La memoria del modelo penitenciario catalán que ahora quiere cuestionarse –con ataques viscerales y vergonzosos contra dilatadas trayectorias de compromiso como las de Armand Calderó– no está exenta –como nada en la vida– de disrupciones, ángulos oscuros, dificultades y alteraciones. Uno no puede olvidar ni el motín ni la represión en Quatre Camins del 2004 –este año hace veinte años de ese agujero negro de la historia reciente–, que acabó con malos tratos a veintinueve presos y con sentencia judicial firme y dura contra los responsables de la cárcel. Ni borrar la dimisión, no tan lejana, en el 2018, del director de Brians 1, un hombre bueno como Josep Font, tras las reiteradas e infames amenazas de muerte de parte del funcionariado. Ni tampoco la persecución judicial obsesiva de algunos sindicatos contra Iñaki Rivera, un ataque nada encubierto contra el Observatorio del Sistema Penal y los Derechos Humanos (OSPDH) de la Universidad de Barcelona que arrancó en el 2004, justo a raíz del motín de Quatre Camins , y que ha visto todas las querellas archivadas. Habría que añadir, en estricto presente, que este mismo enero conocíamos que las contenciones mecánicas en las cárceles catalanas –inmovilizaciones a menudo con sujeción a cama o silla– se han duplicado en cinco años y que la propuesta de debate sobre el uso de sprays para reducir presos o de la inteligencia artificial para monitorizar los perfiles ha marcado la legislatura que ahora se cierra.
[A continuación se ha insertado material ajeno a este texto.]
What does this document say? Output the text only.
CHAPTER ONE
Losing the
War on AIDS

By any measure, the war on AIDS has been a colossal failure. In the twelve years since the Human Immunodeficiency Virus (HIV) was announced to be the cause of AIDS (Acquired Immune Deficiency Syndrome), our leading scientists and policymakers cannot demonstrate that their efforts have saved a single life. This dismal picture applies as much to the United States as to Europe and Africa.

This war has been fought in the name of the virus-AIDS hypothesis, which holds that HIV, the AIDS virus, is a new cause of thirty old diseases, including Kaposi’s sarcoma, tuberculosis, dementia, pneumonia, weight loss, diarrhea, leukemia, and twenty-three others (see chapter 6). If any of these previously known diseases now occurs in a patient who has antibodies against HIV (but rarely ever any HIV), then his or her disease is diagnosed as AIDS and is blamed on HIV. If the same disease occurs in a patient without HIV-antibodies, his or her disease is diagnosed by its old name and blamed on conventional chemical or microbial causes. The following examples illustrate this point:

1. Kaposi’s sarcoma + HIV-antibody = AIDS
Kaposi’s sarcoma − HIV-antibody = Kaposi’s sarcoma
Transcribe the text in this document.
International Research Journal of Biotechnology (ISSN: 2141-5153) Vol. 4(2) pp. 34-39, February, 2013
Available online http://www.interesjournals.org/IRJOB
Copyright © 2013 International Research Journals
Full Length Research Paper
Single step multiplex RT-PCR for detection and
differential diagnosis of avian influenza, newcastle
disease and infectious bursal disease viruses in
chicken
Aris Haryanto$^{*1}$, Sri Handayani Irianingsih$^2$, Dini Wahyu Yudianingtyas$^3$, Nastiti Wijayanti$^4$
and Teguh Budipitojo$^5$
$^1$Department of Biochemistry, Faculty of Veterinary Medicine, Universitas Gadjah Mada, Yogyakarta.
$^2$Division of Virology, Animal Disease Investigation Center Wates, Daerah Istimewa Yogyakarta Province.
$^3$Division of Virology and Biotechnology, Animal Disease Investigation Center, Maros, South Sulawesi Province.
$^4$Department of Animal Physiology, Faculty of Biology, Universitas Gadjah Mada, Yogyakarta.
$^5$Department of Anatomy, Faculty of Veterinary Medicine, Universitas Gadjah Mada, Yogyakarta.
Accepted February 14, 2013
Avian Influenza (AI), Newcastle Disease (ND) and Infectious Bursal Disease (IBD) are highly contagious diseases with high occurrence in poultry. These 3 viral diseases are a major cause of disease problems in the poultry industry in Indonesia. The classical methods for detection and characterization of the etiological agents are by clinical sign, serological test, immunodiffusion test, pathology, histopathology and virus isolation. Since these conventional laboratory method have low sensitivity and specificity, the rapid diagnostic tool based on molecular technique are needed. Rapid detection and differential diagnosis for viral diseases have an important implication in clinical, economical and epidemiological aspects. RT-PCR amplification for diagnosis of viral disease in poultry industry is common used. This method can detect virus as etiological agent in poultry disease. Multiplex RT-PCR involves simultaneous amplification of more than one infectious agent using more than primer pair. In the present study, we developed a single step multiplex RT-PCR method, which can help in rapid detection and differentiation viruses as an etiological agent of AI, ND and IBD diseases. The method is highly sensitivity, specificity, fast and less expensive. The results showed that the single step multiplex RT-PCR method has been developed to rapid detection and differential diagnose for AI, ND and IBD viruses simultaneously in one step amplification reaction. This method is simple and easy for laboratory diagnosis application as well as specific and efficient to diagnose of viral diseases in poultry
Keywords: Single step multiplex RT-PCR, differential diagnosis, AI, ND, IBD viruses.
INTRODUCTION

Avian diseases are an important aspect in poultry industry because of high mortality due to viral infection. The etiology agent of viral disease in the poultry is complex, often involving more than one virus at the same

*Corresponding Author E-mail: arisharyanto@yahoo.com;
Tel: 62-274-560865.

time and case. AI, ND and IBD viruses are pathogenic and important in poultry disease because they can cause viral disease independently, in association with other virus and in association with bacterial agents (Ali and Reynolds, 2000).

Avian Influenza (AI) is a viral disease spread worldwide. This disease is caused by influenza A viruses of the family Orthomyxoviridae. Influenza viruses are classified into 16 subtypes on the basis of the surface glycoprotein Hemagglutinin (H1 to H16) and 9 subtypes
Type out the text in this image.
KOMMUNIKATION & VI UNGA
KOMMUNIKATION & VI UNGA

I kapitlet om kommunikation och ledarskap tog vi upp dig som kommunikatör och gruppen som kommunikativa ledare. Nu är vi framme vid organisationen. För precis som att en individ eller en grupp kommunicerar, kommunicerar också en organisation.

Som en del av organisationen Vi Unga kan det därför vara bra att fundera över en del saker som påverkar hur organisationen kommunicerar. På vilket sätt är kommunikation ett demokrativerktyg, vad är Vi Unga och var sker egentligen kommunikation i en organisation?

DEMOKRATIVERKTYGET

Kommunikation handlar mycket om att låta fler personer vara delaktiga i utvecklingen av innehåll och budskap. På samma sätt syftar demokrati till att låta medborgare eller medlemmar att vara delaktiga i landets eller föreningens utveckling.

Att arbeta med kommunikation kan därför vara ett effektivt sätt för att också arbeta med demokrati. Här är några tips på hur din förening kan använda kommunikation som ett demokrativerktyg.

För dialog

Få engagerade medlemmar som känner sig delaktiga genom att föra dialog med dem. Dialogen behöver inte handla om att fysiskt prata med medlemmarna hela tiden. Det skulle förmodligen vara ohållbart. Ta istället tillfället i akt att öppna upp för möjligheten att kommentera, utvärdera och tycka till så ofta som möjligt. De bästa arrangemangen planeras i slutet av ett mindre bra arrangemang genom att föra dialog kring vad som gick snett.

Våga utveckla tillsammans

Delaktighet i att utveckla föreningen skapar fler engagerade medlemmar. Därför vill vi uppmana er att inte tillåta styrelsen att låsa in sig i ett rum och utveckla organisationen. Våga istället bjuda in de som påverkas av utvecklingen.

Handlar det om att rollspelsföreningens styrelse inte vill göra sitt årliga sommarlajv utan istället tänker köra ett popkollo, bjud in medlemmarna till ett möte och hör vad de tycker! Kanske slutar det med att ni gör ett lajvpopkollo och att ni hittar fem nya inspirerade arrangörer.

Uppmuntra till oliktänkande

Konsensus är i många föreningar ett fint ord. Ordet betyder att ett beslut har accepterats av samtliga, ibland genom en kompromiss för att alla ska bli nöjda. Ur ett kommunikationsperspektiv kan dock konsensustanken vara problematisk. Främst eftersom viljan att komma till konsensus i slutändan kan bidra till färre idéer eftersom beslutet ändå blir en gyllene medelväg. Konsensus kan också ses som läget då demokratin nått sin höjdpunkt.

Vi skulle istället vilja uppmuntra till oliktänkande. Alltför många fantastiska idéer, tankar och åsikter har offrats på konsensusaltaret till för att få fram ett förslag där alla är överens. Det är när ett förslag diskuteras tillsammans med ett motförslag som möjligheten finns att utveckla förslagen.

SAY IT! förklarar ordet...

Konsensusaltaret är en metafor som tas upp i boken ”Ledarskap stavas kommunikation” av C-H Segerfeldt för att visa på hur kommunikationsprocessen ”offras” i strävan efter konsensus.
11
Desgraciadamente, todo el debate se ha llevado, metafísica de la guerra cultural reaccionaria, hacia un pretendido buenismo –la palabra más explotada por una extrema derecha caníbal– del que nunca se aclara la alternativa: el malismo? La conciencia de que el mal existe –y que se repite– nunca debería anular, sino al contrario, la conciencia del bien –que también se repite–. Si todos somos Núria es, en el ángulo abierto de todos los dolores, porque todos podemos ser un preso que se suicida, el último desahuciado de la última semana o un migrante ahogado en el Mediterráneo. El viernes Santo el papa Francisco lavaba los pies de doce mujeres encarceladas, mientras en la UE hay medio millón de personas presas en el mundo del mercado libre. Y sí, donde nos falta una cocinera, Núria.